Junot Diaz Stripped of Dominican Republic National Award Over Human Rights Advocacy

Share:

The Dominican Republic announced that on Thursday they rescinded the national Order of Merit award given to Junot Diaz after he publicly asked the United States to act on behalf of the Dominican Republic’s undocumented immigrant population.

Diaz, Dominican-born and raised in the U.S. from age six, joined Haitian-American author Edwidge Danticat in Washington D.C. on Thursday, where they asked Congress to intervene to aid immigrants (predominantly Haitian) who face deportation from the Dominican Republic. According to The Guardian , Diaz and Danticat called the country’s immigration policy a “human rights crisis,” which has left its undocumented population in a “state of terror.”

The Dominican Republic’s consul, Eduardo Selman, released a statement Thursday calling Diaz’s statement “anti-Dominican.” Spanish-language media reported the award, which the government granted him in 2009, had been withdrawn shortly after.

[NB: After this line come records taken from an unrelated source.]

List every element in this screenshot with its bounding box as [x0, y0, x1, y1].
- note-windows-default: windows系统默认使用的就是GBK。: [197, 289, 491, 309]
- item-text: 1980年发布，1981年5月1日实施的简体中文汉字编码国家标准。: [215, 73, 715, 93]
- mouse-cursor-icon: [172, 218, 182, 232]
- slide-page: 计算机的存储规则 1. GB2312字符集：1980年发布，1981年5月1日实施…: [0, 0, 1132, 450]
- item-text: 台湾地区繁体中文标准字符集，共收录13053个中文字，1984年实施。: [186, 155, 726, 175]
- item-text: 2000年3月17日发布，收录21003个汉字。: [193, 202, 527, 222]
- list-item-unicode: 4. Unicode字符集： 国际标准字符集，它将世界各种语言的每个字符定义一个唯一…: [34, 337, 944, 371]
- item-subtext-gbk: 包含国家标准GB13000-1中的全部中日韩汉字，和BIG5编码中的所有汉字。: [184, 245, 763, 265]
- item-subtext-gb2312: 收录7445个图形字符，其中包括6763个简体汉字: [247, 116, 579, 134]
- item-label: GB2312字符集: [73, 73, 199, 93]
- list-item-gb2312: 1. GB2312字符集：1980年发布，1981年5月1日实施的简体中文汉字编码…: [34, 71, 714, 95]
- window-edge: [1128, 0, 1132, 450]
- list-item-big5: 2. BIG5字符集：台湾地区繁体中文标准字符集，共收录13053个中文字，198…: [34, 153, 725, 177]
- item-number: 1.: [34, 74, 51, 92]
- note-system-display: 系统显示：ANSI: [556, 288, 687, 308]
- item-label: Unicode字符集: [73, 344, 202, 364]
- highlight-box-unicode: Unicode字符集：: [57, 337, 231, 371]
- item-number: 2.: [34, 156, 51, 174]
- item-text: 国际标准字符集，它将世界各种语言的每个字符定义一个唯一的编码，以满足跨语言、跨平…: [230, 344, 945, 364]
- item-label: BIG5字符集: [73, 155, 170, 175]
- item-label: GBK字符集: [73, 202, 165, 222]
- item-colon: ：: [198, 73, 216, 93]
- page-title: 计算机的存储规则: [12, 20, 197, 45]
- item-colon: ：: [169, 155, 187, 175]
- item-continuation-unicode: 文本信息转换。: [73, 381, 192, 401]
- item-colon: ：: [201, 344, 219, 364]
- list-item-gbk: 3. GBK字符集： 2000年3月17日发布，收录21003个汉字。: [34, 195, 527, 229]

The Dominican Republic has received a surge of refugees from neighboring Haiti since the massive 2010 earthquake. In June 2015, the country announced it would deport all unregistered immigrants. But according to a report by NBC News, citizens attempting to register in capital Santo Domingo have been unable to do so.

“The last time something like this happened was Nazi Germany, and yet people are like, shrugging about it,” Diaz told Fusion. “Think about how much fear you would have to feel for you to suddenly pick the fuck up and flee.”